Modern marketing provides you with more ways to reach your customers than ever.
It’s a perfect storm for wasting your budget: Countless shiny, new tactics and a hunger to find a better way to drive demand and results.
Of course, the long-standing observation that “what gets measured gets done” is still true, but measuring the effectiveness of marketing initiatives isn’t just a best practice.
It’s an existential necessity.
While there are plenty of mediocre products that succeed with strong sales and marketing, there are zero great products that succeed with poor sales and marketing.
Even in companies with a culture of tracking and measuring, there’s a tendency to establish metrics after an initiative has already begun.
When you wait too long to track results, it’s like trying to pinstripe a moving car: It’s certainly possible, but you’re more likely to end up with modern art than a straight line.
Measurement before execution will help your team build the proper foundation for your project.
Here are three ways that establishing metrics beforehand can set your ideas up for success.
Metrics Create Project Clarity
You should look at a marketing initiative as a way to achieve a defined, measurable objective. When you create a measurement scheme near the start of the timeline, you’ll force participants to focus on the goals first and the exciting tactics second.
For instance, a company that wants to attract younger customers might start its initiative with a specific tactic in mind (e.g., making a Snapchat account).
Instead, it should start its planning with a specific objective in mind (e.g., connecting with 500 18- to 24-year-olds by the end of the quarter).
When you concentrate on the objective, you have a much better chance of achieving it.

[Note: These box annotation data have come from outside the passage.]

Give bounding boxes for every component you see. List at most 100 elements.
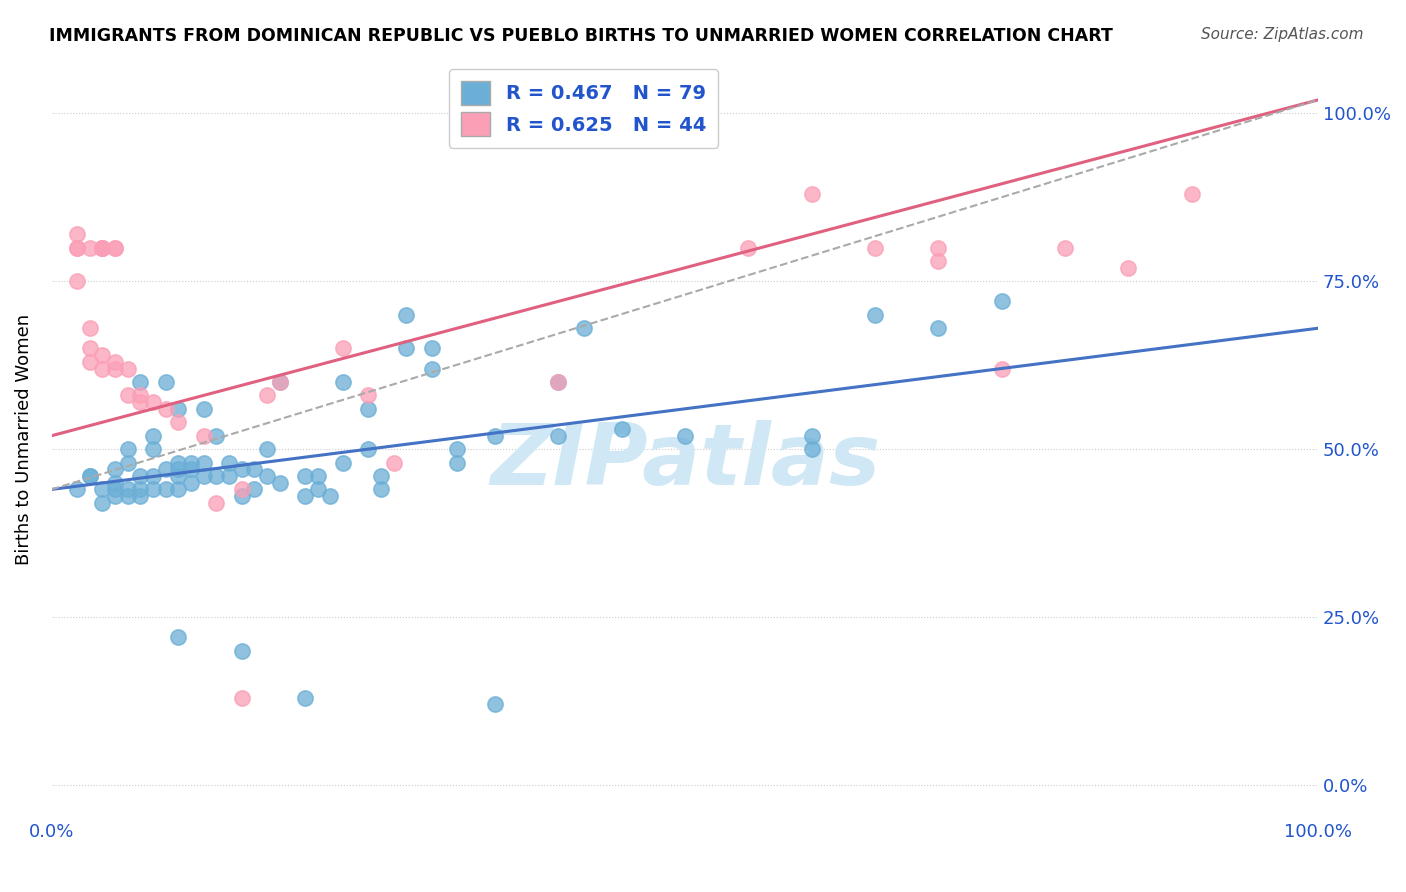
Point [117, 361, 139, 376]
Point [129, 489, 152, 503]
Point [117, 489, 139, 503]
Point [231, 489, 253, 503]
Point [332, 375, 354, 389]
Point [155, 375, 177, 389]
Text: ZIPatlas: ZIPatlas [489, 420, 880, 503]
Point [927, 254, 949, 268]
Point [863, 241, 886, 255]
Point [155, 462, 177, 476]
Point [927, 241, 949, 255]
Point [129, 375, 152, 389]
Point [256, 442, 278, 456]
Point [218, 456, 240, 470]
Point [155, 483, 177, 497]
Point [990, 294, 1012, 309]
Point [91, 496, 114, 510]
Point [79, 241, 101, 255]
Point [142, 395, 165, 409]
Point [357, 442, 380, 456]
Point [737, 241, 759, 255]
Point [193, 456, 215, 470]
Point [800, 442, 823, 456]
Point [180, 462, 202, 476]
Point [484, 698, 506, 712]
Point [91, 483, 114, 497]
Point [205, 496, 228, 510]
Point [231, 643, 253, 657]
Point [446, 456, 468, 470]
Point [193, 428, 215, 442]
Point [231, 690, 253, 705]
Point [79, 469, 101, 483]
Point [319, 489, 342, 503]
Point [117, 483, 139, 497]
Point [142, 428, 165, 442]
Point [256, 388, 278, 402]
Point [218, 469, 240, 483]
Point [79, 355, 101, 369]
Point [167, 462, 190, 476]
Point [307, 483, 329, 497]
Point [673, 428, 696, 442]
Point [395, 308, 418, 322]
Point [863, 308, 886, 322]
Point [1180, 186, 1202, 201]
Point [129, 469, 152, 483]
Point [79, 321, 101, 335]
Point [129, 483, 152, 497]
Point [927, 321, 949, 335]
Point [91, 241, 114, 255]
Point [117, 456, 139, 470]
Point [269, 375, 291, 389]
Point [1053, 241, 1076, 255]
Point [66, 274, 89, 288]
Point [167, 630, 190, 644]
Point [294, 469, 316, 483]
Point [205, 469, 228, 483]
Point [104, 462, 127, 476]
Point [91, 241, 114, 255]
Point [104, 355, 127, 369]
Point [142, 483, 165, 497]
Point [167, 415, 190, 429]
Point [142, 469, 165, 483]
Point [370, 483, 392, 497]
Point [256, 469, 278, 483]
Text: IMMIGRANTS FROM DOMINICAN REPUBLIC VS PUEBLO BIRTHS TO UNMARRIED WOMEN CORRELATI: IMMIGRANTS FROM DOMINICAN REPUBLIC VS PU… [49, 27, 1114, 45]
Point [155, 401, 177, 416]
Point [382, 456, 405, 470]
Point [446, 442, 468, 456]
Point [104, 483, 127, 497]
Point [91, 241, 114, 255]
Point [104, 241, 127, 255]
Point [269, 375, 291, 389]
Point [370, 469, 392, 483]
Point [484, 428, 506, 442]
Point [1116, 260, 1139, 275]
Point [193, 401, 215, 416]
Point [129, 388, 152, 402]
Point [129, 395, 152, 409]
Point [547, 428, 569, 442]
Point [610, 422, 633, 436]
Point [357, 401, 380, 416]
Point [104, 475, 127, 490]
Point [79, 469, 101, 483]
Point [91, 241, 114, 255]
Point [180, 456, 202, 470]
Point [572, 321, 595, 335]
Point [395, 342, 418, 356]
Legend: R = 0.467   N = 79, R = 0.625   N = 44: R = 0.467 N = 79, R = 0.625 N = 44 [450, 70, 718, 148]
Point [167, 456, 190, 470]
Point [332, 342, 354, 356]
Point [104, 489, 127, 503]
Point [990, 361, 1012, 376]
Point [307, 469, 329, 483]
Point [243, 462, 266, 476]
Point [231, 483, 253, 497]
Point [79, 342, 101, 356]
Point [66, 241, 89, 255]
Point [167, 469, 190, 483]
Point [91, 348, 114, 362]
Point [332, 456, 354, 470]
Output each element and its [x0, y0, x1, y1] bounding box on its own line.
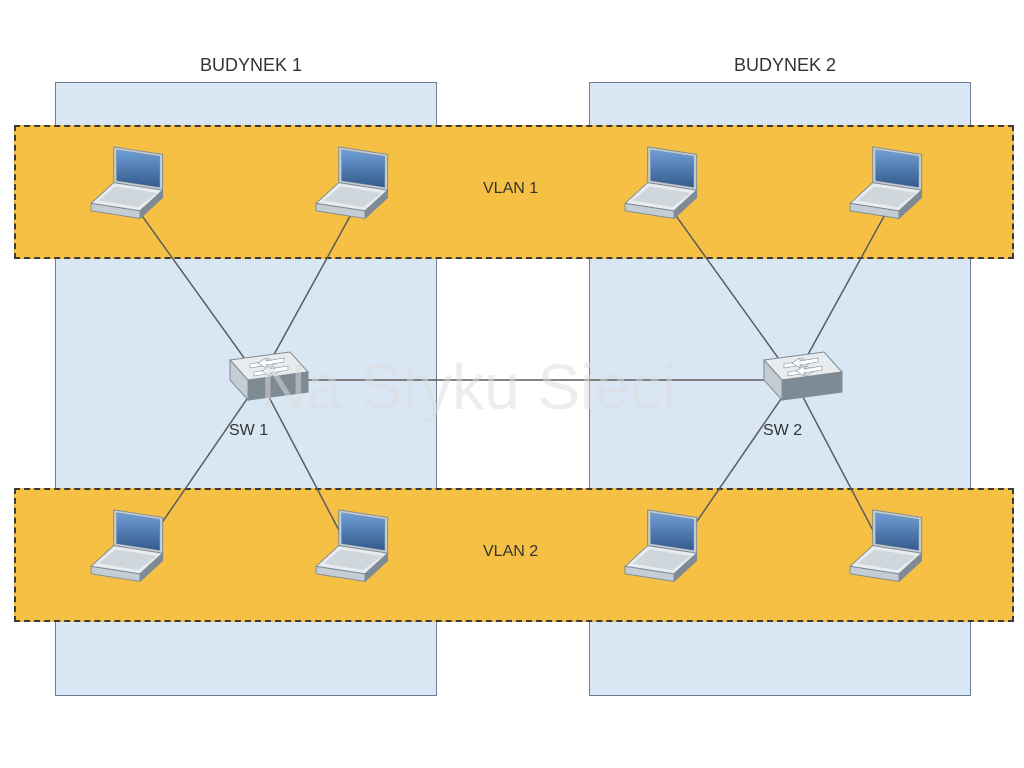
laptop-icon — [619, 508, 714, 593]
switch-1-label: SW 1 — [229, 422, 268, 440]
laptop-icon — [85, 508, 180, 593]
vlan-2-label: VLAN 2 — [483, 543, 538, 561]
vlan-1-label: VLAN 1 — [483, 180, 538, 198]
switch-icon — [210, 350, 310, 415]
building-2-title: BUDYNEK 2 — [734, 55, 836, 76]
switch-icon — [744, 350, 844, 415]
switch-2-label: SW 2 — [763, 422, 802, 440]
laptop-icon — [619, 145, 714, 230]
laptop-icon — [310, 145, 405, 230]
laptop-icon — [844, 508, 939, 593]
laptop-icon — [310, 508, 405, 593]
building-1-title: BUDYNEK 1 — [200, 55, 302, 76]
laptop-icon — [844, 145, 939, 230]
laptop-icon — [85, 145, 180, 230]
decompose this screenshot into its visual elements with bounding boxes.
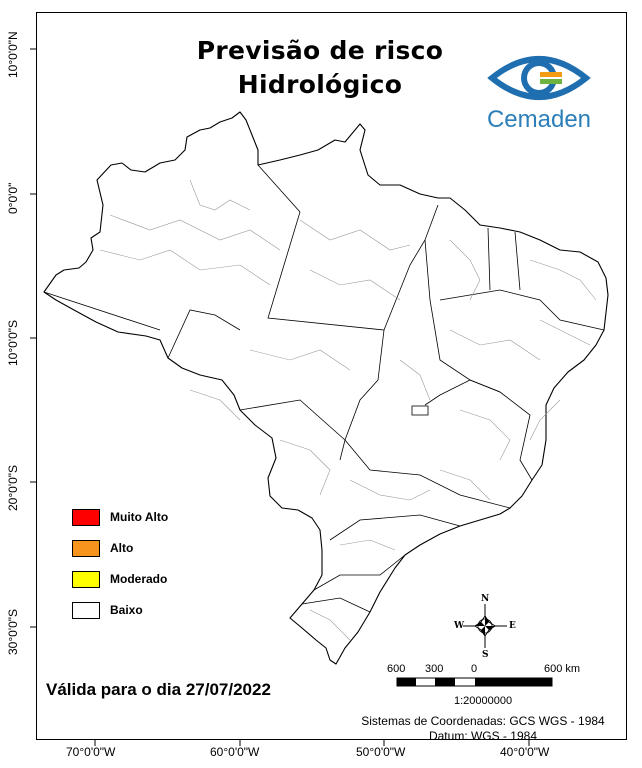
coordinate-system-note: Sistemas de Coordenadas: GCS WGS - 1984 …	[352, 714, 614, 744]
latitude-label-30s: 30°0'0"S	[6, 608, 20, 655]
legend-label-muito-alto: Muito Alto	[110, 510, 169, 524]
map-title-line1: Previsão de risco	[196, 36, 444, 65]
scale-tick-0: 0	[471, 663, 478, 675]
compass-west-label: W	[454, 621, 465, 631]
latitude-label-20s: 20°0'0"S	[6, 464, 20, 511]
latitude-label-10n: 10°0'0"N	[6, 31, 20, 78]
scale-tick-300: 300	[425, 663, 444, 675]
scale-tick-600-left: 600	[387, 663, 406, 675]
longitude-label-50w: 50°0'0"W	[356, 745, 406, 759]
graticule-ticks	[30, 48, 530, 746]
legend-label-alto: Alto	[110, 541, 134, 555]
validity-date: Válida para o dia 27/07/2022	[46, 680, 271, 699]
scale-ratio: 1:20000000	[454, 695, 513, 707]
compass-rose	[463, 604, 507, 648]
legend-swatch-muito-alto	[72, 509, 100, 526]
coordinate-system: Sistemas de Coordenadas: GCS WGS - 1984	[361, 714, 605, 728]
legend-label-moderado: Moderado	[110, 572, 168, 586]
latitude-label-10s: 10°0'0"S	[6, 319, 20, 366]
minor-borders	[99, 179, 597, 641]
longitude-label-60w: 60°0'0"W	[210, 745, 260, 759]
map-border	[36, 12, 627, 740]
cemaden-eye-icon	[487, 56, 591, 100]
compass-south-label: S	[482, 650, 489, 660]
longitude-label-40w: 40°0'0"W	[500, 745, 550, 759]
legend-swatch-alto	[72, 540, 100, 557]
legend-label-baixo: Baixo	[110, 603, 143, 617]
legend-swatch-moderado	[72, 571, 100, 588]
map-title-line2: Hidrológico	[237, 70, 403, 99]
state-borders	[43, 164, 605, 613]
longitude-label-70w: 70°0'0"W	[66, 745, 116, 759]
scale-bar	[396, 677, 553, 687]
latitude-label-0: 0°0'0"	[6, 182, 20, 214]
brazil-outline	[43, 111, 609, 665]
legend-swatch-baixo	[72, 602, 100, 619]
federal-district	[411, 405, 429, 416]
map-title: Previsão de risco Hidrológico	[150, 34, 490, 102]
cemaden-logo-text: Cemaden	[486, 106, 592, 133]
compass-east-label: E	[509, 621, 516, 631]
scale-tick-600-right: 600 km	[544, 663, 581, 675]
cemaden-logo: Cemaden	[474, 48, 604, 138]
coordinate-datum: Datum: WGS - 1984	[428, 729, 538, 743]
compass-north-label: N	[481, 594, 490, 604]
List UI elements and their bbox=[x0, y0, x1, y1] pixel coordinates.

Metrics Establish a Project Baseline
Marketing initiatives shouldn’t be judged in a vacuum. You should gauge them against other methods of spending your time and resources.
It’s not about effectiveness, per se, it’s about determining whether a tactic is more effective than alternative approaches.
After creating an upfront metrics scheme, you’ll be able to track the baseline data points to measure against.
For example, when you test a whitepaper and see that it’s collected new leads, you need to compare it to what you’ve done in the past.
You shouldn’t simply announce that you got 95 new leads from the whitepaper.
Instead, you should say, “We increased our monthly online leads from 75 to 95 when comparing this new whitepaper to the old one.”
Knowing how many leads you’ve created is good, but it’s worthless without the context of how many leads were generated previously.
Without a baseline, it’s impossible to determine if the new tactics work.
Metrics Encourage Honesty
Admitting failure is extremely difficult. It’s natural to want to rally support for your own decisions to show that what you’ve done is wise and correct.
When you measure your results after the fact, it’s remarkable how often your initiatives look successful.
It’s so easy to select specific metrics that make a program look good.
It’s statistical gerrymandering, and it won’t guarantee a project’s success.
Rather, you need to set up predetermined success measures.
Instead of saying, “Let’s run some reports to find out how that program did,” you need to ask yourself, “Based on our predetermined success metrics, did our project achieve its objectives?”
It’s best to get a third-party or a separate team to measure the success or failure of your marketing initiatives.
If that’s not possible, it becomes even more critical that you establish and adopt a consistent measurement framework beforehand.
You need to put a metrics plan in place when your car is in park, not when it’s merging onto the highway.
Initiatives with clear objectives, context, and measurement benchmarks are more likely to succeed than those that lead with innovation.
It’s only after calculating ROI that you’ll be able to assess an idea’s true value.